104. Velvet Underground - White Light/White Heat (1967)

Track Listing

1. White Light White Heat
2. Gift
3. Lady Godiva's Operation
4. Here She Comes Now
5. I Heard Her Call My Name
6. Sister Ray


Now imagine yourself in 1967, you arrive home with the last hits of Peter, Paul and Mary... but, by mistake someone put White Light/White Heat inside the sleeve. Knowing Velvet Underground as the guys who made those nice folk-rocky albums with that German Fuckathon Champion you decide to give it a go. 4 months later you would wake up in an hospital bed.

That is just how shocking this album must have been. A lot of it is noise, but what wonderful noise they make. There are textures and complexities to what at first seems a load of noise, after a while it is both catchy and, in a way, beautiful... I know I've been walking down the street muttering "She's sucking on my ding-dong" under my breath... and that has made me a better person.

It is not hard to see why one of the only acceptable "old" bands to listen to if you were a punk in the late 70's were the Velvet Underground. In fact they take noisiness much farther than most punk bands did. The soundscapes that Velvet Underground produce here are a testimony to an immense chaos, but a carefully orchestrated chaos. And it is also beautifully written. The Gift, which tells the story of Waldo Jeffers in 8 minutes is one of the most perfect narrative tracks that I have had the privilege to listen to.

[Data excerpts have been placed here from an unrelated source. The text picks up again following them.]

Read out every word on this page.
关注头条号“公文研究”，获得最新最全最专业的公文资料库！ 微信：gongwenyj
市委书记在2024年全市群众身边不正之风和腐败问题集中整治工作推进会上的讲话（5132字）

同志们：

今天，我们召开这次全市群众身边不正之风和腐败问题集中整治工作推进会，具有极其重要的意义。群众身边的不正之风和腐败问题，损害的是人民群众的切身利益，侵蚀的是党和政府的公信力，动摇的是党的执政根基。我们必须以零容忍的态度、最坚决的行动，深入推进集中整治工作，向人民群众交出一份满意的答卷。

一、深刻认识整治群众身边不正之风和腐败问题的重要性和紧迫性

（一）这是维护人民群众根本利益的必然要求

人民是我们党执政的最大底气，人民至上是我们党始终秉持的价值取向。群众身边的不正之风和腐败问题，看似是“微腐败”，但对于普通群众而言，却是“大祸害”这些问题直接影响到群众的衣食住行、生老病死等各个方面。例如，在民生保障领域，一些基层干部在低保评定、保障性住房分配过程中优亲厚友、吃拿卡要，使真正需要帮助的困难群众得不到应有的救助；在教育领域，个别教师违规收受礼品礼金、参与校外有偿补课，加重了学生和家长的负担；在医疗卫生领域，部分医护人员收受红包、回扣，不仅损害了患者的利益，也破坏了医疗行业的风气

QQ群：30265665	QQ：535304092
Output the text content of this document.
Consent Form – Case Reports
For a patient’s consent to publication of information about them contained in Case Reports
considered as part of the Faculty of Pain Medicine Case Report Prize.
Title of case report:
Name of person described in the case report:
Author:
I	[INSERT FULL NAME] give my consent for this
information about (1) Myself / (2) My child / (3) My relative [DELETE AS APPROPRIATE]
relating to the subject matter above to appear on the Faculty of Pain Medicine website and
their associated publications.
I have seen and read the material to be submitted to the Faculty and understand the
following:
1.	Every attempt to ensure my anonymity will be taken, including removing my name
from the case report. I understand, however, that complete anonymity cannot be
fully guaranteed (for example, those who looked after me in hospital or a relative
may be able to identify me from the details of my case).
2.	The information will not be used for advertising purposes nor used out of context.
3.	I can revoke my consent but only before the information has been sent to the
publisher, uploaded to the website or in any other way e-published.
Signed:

If you don't know this, you have to. Notice also the beautiful cover inspired on Spinal Tap's Smell The Glove, (actually there's a barely noticable skull tatoo but the contrast is so low that it is hard to see). I am sure that a lot of people will not like this, in fact I am sure that most won't but give it a try and pay attention to it because it is great. Stream it from Napster or buy it at Amazon UK or US.

Track Listing

1. The Gift
2. Sister Ray
3. White Light/ White Heat
4. Lady Godiva's Operation

Final Grade



If you own an mp3 player don't sing along to Sister Ray... or The Gift for that matter. Also do not attempt to share The Gift with someone, by you having one headphone and the other person the other one... try it and you'll find out why.

From Wikipedia:

The centrepiece, however, is the lengthy, improvised murder tale "Sister Ray", based on some of Reed's near-perennial concerns — drug abuse, violence, homosexuality and transvestism. "Sister Ray" is legendary for having been recorded in one take. The band agreed to accept whatever faults occurred in the single take. The song careens off in every direction for over 17 minutes as John Cale's deafening organ (which was routed through a distorted guitar amplifier) and Lou Reed's piercing guitar take turns drowning out the rest of the band. Secondary guitarist Sterling Morrison remarked that he was amazed at the volume of Cale's organ during the recording and had switched the guitar pickup on his Fender Stratocaster from the bridge position to the neck position to get "more oomph". There is a rumor that the producer, Tom Wilson walked out halfway through the song and just said "Let me know when you're done". Also notable about the song is that it features no bass guitar - John Cale, who usually plays bass, was playing his organ on the take. The band had a sponsorship from Vox amplifiers, resulting in use of top of the line amps and distortion pedals to create a very distorted and noisy sound. The title for Sister Ray provided the inspiration for the name of the Salem, Oregon band Sister Ray.